You will lie on your back on the CT scan table with your hands above your head. The table will move in and out of a donut-shaped ring where X-rays are generated and detected. You will be asked to hold your breath for a few seconds. You will not need an injection or dye. The procedure takes approximately two minutes, and you may leave once it is completed; you do not wait for the results. Read more
The risks of low-dose CT scans (LDCT) can be divided into false positive or negative findings, over diagnosis, incidental findings, radiation exposure and anxiety.
False Positive Findings: While LDCT screening for lung cancer can save lives, it has a high number of false positives, findings that appear abnormal but turn out to be non-cancerous. An example is a nodule caused by a scar or old infection. Up to one quarter of patients screened will have a finding in the lungs that requires further testing, but the majority of these findings do not represent cancer. You may need further tests, most commonly a repeat CT scan. Your doctor may refer you to specialists at a multidisciplinary nodule clinic or request a PET scan, lung biopsy or surgery.Over Diagnosis: Screening can discover small lung cancers that may not cause you any harm in your lifetime but can result in further testing or surgery.
Incidental Findings: Other findings may be discovered in organs that are also imaged during LDCT, such as the heart, abdomen, blood vessels and thyroid gland. You may already be aware of some, and some might be new findings. These findings may require further testing.
Radiation Risk: As with all CT exams, LDCT screening for lung cancer exposes you to radiation. The dose is equal to about a quarter of the naturally occurring background radiation received at sea level per year. This dose is about one quarter of a standard chest CT and about the same as a mammogram. It is difficult to document the exact amount of increased risk from radiation, but studies suggest that radiation slightly increases your incidence of cancer. Our team has extensive experience using the latest technology to detect lung cancer, and we are committed to minimizing radiation exposure for all exams.
Anxiety: Having an LDCT, waiting for the results and further evaluation for positive or incidental findings may cause stress and anxiety in some patients.
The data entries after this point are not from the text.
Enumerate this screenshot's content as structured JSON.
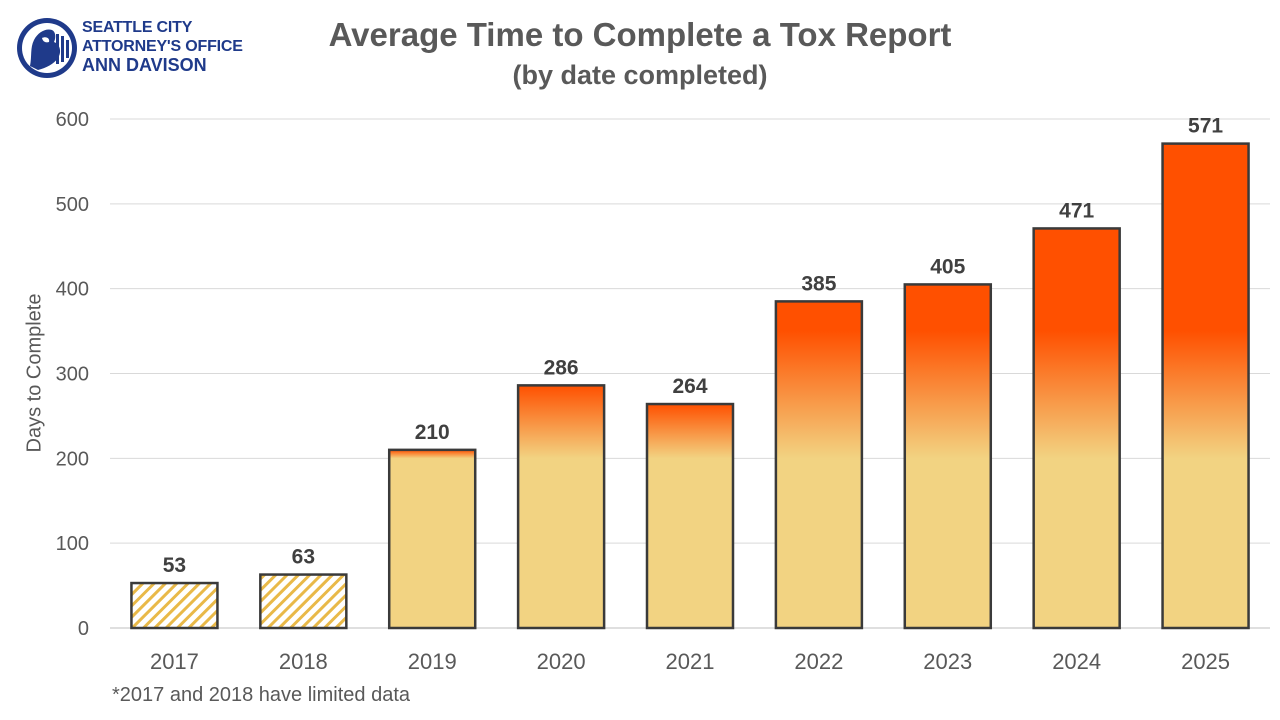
{
  "header": {
    "logo_line1": "SEATTLE CITY",
    "logo_line2": "ATTORNEY'S OFFICE",
    "logo_line3": "ANN DAVISON"
  },
  "footnote": "*2017 and 2018 have limited data",
  "colors": {
    "bar_base": "#f2d382",
    "bar_top": "#ff5000",
    "bar_outline": "#3a3a3a",
    "hatch": "#e9b948",
    "grid": "#d9d9d9",
    "text": "#595959",
    "label": "#404040",
    "logo": "#1f3a8a"
  },
  "chart_data": {
    "type": "bar",
    "title": "Average Time to Complete a Tox Report",
    "subtitle": "(by date completed)",
    "xlabel": "",
    "ylabel": "Days to Complete",
    "categories": [
      "2017",
      "2018",
      "2019",
      "2020",
      "2021",
      "2022",
      "2023",
      "2024",
      "2025"
    ],
    "values": [
      53,
      63,
      210,
      286,
      264,
      385,
      405,
      471,
      571
    ],
    "value_labels": [
      "53",
      "63",
      "210",
      "286",
      "264",
      "385",
      "405",
      "471",
      "571"
    ],
    "limited_data": [
      true,
      true,
      false,
      false,
      false,
      false,
      false,
      false,
      false
    ],
    "ylim": [
      0,
      600
    ],
    "yticks": [
      0,
      100,
      200,
      300,
      400,
      500,
      600
    ],
    "ytick_labels": [
      "0",
      "100",
      "200",
      "300",
      "400",
      "500",
      "600"
    ],
    "grid": true,
    "legend": "none"
  }
}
Your doctor can discuss these risks with you and answer any questions that you may have.
You can order LDCT through ROE (for clinicians within Partners) or ROE Portal (for clinicians outside of Partners) or by calling 617-724-XRAY (9729).
Prior CT studies are extremely helpful and can reduce the need for follow-up imaging. If the patient’s previous scan was performed at Mass General, it will be available for comparison for the reporting radiologist. If it was done at an outside institution, it will need to be loaded onto our PACS system through lifeIMAGE. If done prior to the patient having a low-dose CT scan (LDCT), a delay in reporting the scan can be prevented. If you need help loading studies, please contact our Imaging Service Center at 617-726-1798.
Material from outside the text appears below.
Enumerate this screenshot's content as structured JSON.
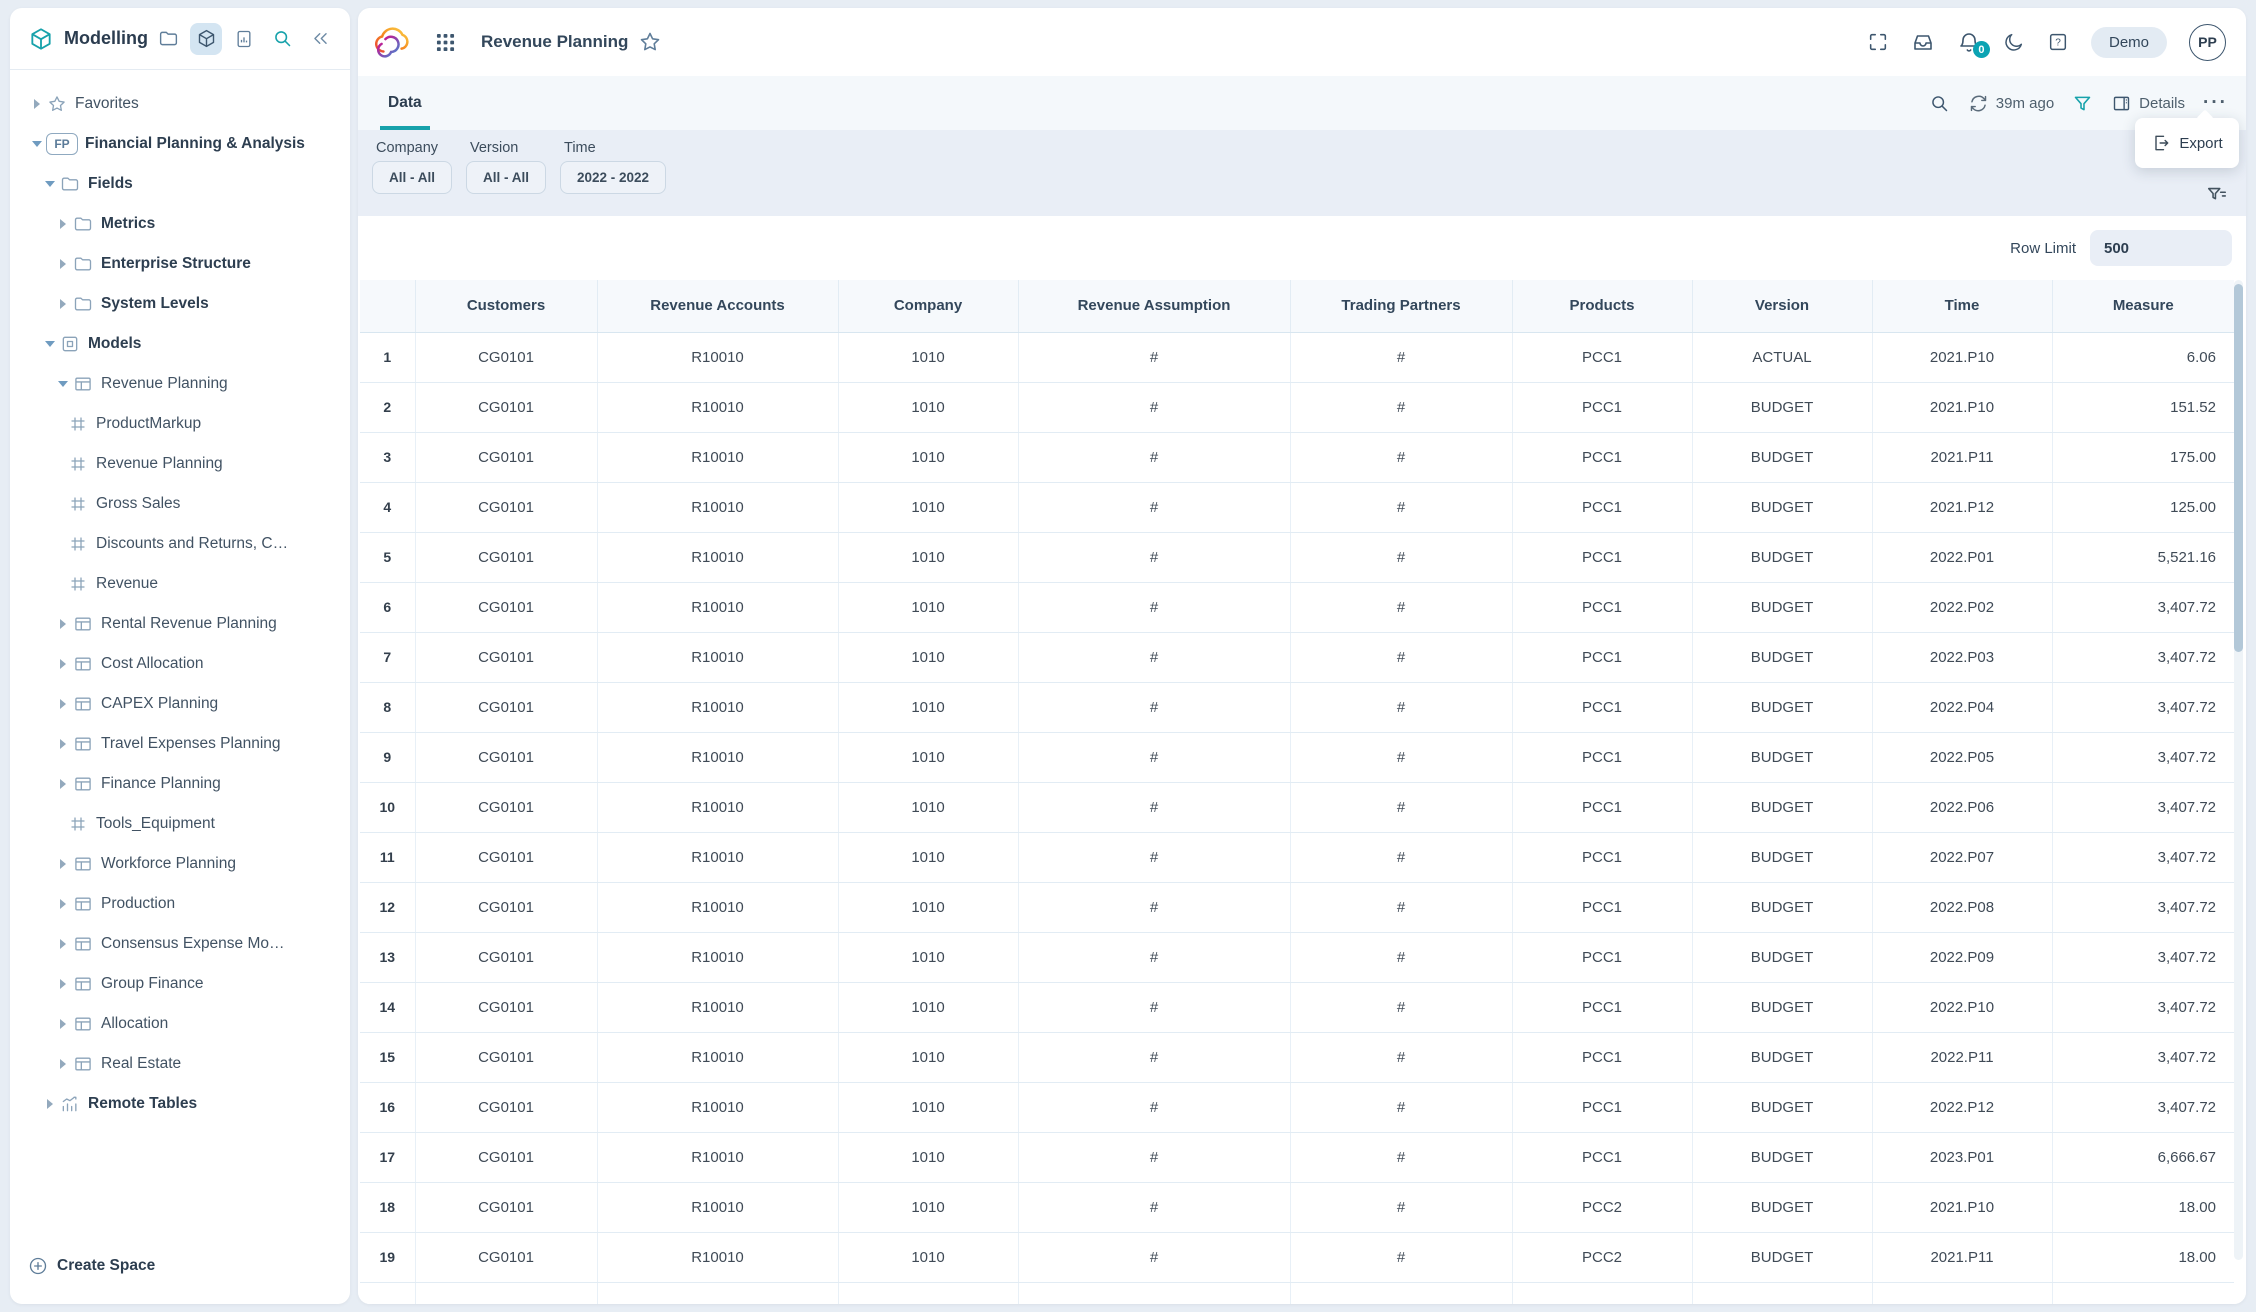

The LDCT is reported by one of a team of dedicated thoracic radiologists who have many years of expertise in reporting chest CT and evaluating lung nodules. The radiologist will report the scans in accordance with a nationally accepted reporting algorithm, LUNG-RADS, and a system for management of positive results, including clear protocols for invasive procedures. The algorithm for reporting results is similar to BI-RADS. The report will be received in the same fashion as other CT scan reports. If you have any questions regarding the report, please e-mail the reporting radiologist.
Incidental findings in the cardiovascular system, lungs and other organs may be significant. A recommendation will be made in the report on further evaluation of incidental findings. These recommendations may change over time as experience with low-dose CT scans (LDCT) increases. As always, please feel free to contact the reporting radiologist if you have any questions.